Take a look at Virginia’s congressional delegation and you might think it’s the same old reliably Republican state that backed 10 GOP presidential candidates in a row, starting with Richard Nixon in 1968. But that 8-3 Republican advantage in the delegation is misleading. Democrats have won every recent statewide election. President Barack Obama broke the GOP winning streak and carried Virginia in 2008 and 2012. Both of the state’s U.S. senators are Democrats. And last fall, Democrats swept the top three statewide offices – governor, lieutenant governor and attorney general – for the first time in 24 years. “Virginia really stands alone when we talk about how rapidly this state has moved from a reliably red state to a purple state,” said Stephen J. Farnsworth, a political science professor at the University of Mary Washington in Fredericksburg. “The Democrats are clearly in the ascendancy and have rapidly moved from underdog status to really the dominant party in statewide elections. That’s not reflected in the state House of Delegates and Congress because of gerrymandering.”
The party in power at the Virginia General Assembly gets to draw congressional district boundaries every 10 years. While lawmakers are supposed to heed such high-minded principles as preserving common “communities of interest” and limiting the splitting of precincts, the reality is that forging a partisan advantage and protecting incumbents are the top priorities.
That’s how increasingly Democratic Virginia wound up with an overwhelmingly Republican congressional delegation – although it wasn’t easy.

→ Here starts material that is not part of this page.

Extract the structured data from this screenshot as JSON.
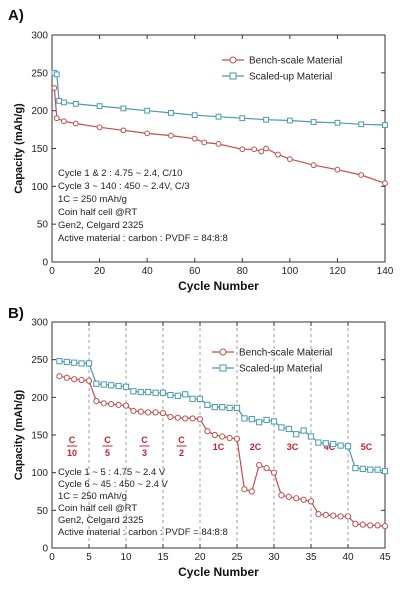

Virginia’s government was divided after the 2010 census, with Democrats holding a slim edge in the state Senate and Republicans controlling the House of Delegates and the governor’s office. The two sides deadlocked on redistricting in 2011. By the following year Republicans had taken control of the Senate and were able to push through a redistricting plan that favored the GOP by packing Democrats into three districts.